$MR(tp(a/acl(A))=MR(tp(a/A))$ where MR is morley rank

Question

$MR(tp(a/acl(A))=MR(tp(a/A))$ where MR donotes morley rank. I can't relate $acl(A)$ to $A$. Taking $\varphi(x;a)$ in the $tp(a/acl(A))$ having same rank of the type, I thought there should be some $a'$ conjugate of $a$ over $A$ with $a'\in A$ so that $tp(a)=tp(a')$ and $\varphi(x;a')$ has same rank as $\varphi(x;a)$ but I don't properly do this.

Answer 1

Clearly we have $MR(tp(b/acl(A))) \leq MR(tp(b/A))$, so let us prove $MR(tp(b/A)) \leq MR(tp(b/acl(A)))$.
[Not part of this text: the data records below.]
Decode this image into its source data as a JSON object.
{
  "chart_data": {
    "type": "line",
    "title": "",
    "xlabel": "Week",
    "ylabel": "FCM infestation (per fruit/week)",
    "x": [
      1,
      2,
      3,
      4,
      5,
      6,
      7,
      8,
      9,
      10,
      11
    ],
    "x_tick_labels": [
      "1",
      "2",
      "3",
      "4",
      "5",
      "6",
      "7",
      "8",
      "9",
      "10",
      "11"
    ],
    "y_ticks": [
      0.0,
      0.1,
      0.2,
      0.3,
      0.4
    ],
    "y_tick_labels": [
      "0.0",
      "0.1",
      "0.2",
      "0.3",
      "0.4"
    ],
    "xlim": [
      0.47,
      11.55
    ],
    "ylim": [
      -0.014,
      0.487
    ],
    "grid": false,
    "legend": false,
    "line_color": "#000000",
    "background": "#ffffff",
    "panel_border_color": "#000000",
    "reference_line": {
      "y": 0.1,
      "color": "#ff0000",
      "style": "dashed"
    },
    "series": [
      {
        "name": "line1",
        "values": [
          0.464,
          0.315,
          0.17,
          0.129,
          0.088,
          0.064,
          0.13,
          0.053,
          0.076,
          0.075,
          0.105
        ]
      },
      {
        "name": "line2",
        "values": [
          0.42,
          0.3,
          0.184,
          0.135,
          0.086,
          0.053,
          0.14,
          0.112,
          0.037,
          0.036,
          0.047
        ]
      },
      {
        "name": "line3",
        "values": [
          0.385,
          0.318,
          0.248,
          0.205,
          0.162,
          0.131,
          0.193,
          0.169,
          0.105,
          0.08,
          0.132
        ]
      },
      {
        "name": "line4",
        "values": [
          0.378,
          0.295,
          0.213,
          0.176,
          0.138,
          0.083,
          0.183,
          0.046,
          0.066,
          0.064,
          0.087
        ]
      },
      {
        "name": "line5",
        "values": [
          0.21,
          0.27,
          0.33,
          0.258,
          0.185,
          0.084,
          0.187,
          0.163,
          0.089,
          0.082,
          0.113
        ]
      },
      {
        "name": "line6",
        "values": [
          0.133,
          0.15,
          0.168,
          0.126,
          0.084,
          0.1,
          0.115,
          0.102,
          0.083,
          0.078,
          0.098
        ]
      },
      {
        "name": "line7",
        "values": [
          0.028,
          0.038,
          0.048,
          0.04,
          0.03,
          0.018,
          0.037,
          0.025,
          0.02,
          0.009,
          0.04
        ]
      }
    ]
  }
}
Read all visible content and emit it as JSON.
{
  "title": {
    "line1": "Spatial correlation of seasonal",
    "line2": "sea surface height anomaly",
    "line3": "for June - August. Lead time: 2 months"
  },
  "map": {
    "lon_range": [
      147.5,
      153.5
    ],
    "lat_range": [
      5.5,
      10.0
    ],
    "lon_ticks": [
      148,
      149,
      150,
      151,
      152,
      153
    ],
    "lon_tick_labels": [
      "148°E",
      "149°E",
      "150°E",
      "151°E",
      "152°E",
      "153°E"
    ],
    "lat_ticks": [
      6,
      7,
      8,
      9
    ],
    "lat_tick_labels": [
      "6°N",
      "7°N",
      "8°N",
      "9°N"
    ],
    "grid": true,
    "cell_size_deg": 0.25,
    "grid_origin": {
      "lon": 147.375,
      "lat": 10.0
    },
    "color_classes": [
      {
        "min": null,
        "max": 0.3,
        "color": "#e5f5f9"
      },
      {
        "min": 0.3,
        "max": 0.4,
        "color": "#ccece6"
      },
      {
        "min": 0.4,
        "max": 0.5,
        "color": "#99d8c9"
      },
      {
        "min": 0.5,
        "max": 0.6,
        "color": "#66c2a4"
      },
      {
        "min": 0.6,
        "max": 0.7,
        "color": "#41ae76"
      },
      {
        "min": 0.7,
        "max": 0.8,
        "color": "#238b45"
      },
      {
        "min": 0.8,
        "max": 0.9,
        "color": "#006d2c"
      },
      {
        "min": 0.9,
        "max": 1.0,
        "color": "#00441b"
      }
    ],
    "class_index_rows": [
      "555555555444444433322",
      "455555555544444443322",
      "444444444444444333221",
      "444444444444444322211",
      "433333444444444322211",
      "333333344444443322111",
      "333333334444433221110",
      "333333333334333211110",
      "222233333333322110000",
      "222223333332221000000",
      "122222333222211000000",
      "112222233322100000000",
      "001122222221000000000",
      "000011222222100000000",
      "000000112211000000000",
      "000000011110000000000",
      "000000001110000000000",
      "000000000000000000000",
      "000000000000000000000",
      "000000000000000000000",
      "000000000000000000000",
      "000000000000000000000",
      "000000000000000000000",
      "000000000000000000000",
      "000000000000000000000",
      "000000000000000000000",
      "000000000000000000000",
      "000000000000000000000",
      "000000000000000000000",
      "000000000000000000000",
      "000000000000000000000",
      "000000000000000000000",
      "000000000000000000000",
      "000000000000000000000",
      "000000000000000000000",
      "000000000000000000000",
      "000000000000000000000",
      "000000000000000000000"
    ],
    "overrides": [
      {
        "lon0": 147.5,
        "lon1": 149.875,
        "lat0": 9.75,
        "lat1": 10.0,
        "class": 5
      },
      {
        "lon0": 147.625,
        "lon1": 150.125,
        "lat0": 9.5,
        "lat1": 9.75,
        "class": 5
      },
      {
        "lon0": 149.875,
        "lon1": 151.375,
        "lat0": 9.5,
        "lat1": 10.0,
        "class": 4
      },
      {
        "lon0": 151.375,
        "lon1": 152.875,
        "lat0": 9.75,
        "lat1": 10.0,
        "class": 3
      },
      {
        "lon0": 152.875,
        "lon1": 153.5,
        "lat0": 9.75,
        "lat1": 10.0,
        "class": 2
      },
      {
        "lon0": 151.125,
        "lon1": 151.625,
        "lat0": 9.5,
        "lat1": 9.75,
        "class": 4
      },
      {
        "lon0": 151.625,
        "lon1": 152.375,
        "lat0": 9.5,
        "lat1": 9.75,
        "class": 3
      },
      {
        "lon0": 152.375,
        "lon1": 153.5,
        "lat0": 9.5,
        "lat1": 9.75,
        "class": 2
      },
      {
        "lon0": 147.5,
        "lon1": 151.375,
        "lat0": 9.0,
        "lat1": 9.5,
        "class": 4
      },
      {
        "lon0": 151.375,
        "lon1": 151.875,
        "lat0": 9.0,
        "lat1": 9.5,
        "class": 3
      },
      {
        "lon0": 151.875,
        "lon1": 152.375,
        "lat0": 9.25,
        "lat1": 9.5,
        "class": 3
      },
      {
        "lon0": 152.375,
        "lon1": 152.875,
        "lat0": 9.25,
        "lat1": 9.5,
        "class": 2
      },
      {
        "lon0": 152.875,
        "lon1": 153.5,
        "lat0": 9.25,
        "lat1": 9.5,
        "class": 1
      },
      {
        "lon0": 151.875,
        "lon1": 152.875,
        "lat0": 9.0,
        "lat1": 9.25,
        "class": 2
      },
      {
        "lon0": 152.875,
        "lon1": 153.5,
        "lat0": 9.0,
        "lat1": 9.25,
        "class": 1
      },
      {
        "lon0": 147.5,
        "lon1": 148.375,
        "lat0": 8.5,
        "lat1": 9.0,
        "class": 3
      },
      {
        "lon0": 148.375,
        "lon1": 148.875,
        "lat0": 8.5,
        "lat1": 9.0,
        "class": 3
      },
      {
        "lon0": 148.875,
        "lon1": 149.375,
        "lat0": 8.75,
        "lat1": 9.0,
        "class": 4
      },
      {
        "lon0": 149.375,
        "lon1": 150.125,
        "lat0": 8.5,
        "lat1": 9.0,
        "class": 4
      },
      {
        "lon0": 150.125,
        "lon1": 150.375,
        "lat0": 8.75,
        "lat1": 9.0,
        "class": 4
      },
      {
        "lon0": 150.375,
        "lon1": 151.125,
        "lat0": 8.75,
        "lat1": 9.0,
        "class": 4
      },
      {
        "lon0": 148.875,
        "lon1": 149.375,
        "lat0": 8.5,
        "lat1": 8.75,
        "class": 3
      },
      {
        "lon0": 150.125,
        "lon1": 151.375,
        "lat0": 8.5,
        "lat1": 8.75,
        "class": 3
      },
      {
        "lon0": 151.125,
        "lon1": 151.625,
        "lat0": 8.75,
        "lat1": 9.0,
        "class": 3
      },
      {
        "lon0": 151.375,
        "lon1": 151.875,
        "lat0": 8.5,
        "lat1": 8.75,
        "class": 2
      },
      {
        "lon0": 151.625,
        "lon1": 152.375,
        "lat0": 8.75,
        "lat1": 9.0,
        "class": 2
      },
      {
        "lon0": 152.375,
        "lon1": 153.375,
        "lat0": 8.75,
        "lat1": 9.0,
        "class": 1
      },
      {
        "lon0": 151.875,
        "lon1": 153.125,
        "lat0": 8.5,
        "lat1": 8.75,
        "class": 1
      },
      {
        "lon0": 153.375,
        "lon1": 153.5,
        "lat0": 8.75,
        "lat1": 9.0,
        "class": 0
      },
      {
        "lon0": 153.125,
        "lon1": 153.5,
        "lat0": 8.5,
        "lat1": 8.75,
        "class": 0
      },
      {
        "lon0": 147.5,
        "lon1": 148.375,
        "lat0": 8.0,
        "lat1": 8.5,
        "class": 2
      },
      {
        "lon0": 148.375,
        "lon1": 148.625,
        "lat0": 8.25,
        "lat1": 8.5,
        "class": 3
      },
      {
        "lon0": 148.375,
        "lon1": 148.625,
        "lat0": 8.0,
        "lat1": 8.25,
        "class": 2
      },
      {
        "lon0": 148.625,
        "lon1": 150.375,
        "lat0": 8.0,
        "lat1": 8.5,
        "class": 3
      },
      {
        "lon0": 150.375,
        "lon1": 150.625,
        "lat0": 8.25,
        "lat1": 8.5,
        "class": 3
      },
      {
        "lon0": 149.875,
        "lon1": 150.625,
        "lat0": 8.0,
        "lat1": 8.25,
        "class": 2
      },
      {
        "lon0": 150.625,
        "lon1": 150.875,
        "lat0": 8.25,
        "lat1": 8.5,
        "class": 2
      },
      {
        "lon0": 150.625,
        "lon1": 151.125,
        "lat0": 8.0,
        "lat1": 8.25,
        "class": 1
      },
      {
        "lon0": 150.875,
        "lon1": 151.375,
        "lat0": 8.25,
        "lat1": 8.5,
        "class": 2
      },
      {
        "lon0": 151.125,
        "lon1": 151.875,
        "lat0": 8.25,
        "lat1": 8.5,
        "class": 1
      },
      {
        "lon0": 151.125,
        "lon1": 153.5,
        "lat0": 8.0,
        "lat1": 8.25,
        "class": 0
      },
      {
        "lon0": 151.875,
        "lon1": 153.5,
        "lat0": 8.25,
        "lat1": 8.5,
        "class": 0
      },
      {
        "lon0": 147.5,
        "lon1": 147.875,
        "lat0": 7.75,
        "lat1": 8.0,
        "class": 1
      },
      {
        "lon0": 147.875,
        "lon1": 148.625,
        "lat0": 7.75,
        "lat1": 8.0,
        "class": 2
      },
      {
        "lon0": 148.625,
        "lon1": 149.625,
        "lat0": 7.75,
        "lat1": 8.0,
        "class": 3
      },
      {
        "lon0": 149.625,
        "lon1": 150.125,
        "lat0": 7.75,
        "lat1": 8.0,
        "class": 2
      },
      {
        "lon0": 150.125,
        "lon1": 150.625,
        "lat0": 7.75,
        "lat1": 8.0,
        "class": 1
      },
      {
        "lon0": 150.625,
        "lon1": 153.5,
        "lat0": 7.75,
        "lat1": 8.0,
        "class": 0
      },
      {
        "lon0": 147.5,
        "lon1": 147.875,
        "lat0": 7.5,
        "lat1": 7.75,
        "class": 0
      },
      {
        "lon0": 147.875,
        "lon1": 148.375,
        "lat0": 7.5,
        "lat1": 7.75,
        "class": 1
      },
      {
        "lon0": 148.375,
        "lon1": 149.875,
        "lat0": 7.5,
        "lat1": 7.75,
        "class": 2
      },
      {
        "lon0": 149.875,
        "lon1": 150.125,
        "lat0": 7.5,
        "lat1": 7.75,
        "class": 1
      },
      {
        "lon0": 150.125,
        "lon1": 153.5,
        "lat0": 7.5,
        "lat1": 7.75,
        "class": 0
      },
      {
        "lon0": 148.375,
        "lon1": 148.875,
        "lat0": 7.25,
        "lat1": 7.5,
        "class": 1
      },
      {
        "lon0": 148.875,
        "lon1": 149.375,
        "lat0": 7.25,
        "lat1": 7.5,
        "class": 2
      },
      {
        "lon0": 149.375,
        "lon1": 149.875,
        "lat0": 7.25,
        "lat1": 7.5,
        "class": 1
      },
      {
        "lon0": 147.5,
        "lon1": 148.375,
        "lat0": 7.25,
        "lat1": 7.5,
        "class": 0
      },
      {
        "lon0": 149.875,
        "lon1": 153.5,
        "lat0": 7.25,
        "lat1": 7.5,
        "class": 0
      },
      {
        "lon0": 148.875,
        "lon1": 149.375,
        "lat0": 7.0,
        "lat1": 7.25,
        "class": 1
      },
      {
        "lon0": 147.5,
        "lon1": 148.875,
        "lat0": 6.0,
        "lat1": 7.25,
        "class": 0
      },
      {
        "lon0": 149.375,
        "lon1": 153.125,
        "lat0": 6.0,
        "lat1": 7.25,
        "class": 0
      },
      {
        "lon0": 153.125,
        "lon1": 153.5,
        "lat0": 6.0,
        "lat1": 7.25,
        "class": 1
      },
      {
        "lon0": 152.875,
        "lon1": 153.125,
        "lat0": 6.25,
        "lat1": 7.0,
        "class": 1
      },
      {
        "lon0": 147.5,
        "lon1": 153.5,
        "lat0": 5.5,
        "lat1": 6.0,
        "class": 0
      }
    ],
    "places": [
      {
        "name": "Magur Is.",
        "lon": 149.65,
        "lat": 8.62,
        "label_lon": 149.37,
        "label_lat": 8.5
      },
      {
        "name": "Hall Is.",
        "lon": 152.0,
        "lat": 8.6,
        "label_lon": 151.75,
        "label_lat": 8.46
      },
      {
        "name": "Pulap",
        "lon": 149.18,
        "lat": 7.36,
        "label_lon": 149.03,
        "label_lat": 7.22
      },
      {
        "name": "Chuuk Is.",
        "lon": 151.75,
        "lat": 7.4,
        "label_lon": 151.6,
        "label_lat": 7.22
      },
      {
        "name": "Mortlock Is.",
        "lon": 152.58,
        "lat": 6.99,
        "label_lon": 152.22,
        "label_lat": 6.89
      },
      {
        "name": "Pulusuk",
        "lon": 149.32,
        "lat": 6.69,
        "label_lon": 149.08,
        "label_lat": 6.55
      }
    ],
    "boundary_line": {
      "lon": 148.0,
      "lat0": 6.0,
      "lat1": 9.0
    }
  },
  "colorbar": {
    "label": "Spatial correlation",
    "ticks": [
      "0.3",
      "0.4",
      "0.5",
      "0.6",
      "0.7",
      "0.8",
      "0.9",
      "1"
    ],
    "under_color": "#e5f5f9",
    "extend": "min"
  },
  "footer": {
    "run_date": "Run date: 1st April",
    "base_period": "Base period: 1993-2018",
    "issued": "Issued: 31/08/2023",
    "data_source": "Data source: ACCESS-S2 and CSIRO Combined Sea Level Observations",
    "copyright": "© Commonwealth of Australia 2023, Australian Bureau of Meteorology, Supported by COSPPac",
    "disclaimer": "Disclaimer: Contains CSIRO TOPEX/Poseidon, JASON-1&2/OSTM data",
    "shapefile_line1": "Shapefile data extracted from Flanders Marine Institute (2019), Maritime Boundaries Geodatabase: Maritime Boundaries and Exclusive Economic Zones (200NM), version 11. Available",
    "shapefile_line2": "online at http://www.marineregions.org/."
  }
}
Let $\varphi(x, a) \in tp(b/acl(A))$ be of minimal rank $\alpha$, where $a$ denotes the parameters from $acl(A)$. Then the type $tp(a/A)$ is algebraic and is thus isolated by some algebraic $L(A)$-formula $\psi(y)$. Denote by $\{a_1, \ldots, a_n\}$ the realisations of $\psi(y)$, then $$ \exists y(\psi(y) \wedge \varphi(x, y)) $$ and $$ \varphi(x, a_1) \vee \ldots \vee \varphi(x, a_n) $$ are equivalent. So $$ MR(\exists y(\psi(y) \wedge \varphi(x, y))) = MR(\varphi(x, a_1) \vee \ldots \vee \varphi(x, a_n)) = \max(MR(\varphi(x, a_1)), \ldots, MR(\varphi(x, a_n))). $$ For every realisation $a_i$ of $\psi(y)$, we have that $\varphi(x, a)$ and $\varphi(x, a_i)$ have the same Morley rank since the Morley rank only depends on the type of the parameters. So we have for all $1 \leq i \leq n$: $$ MR(\varphi(x, a_i)) = MR(\varphi(x, a)) = \alpha. $$ This means that $MR(\exists y(\psi(y) \wedge \varphi(x, y))) = \alpha$. Now the result follows because $\exists y(\psi(y) \wedge \varphi(x, y))$ is an $L(A)$-formula that is in $tp(b/A)$.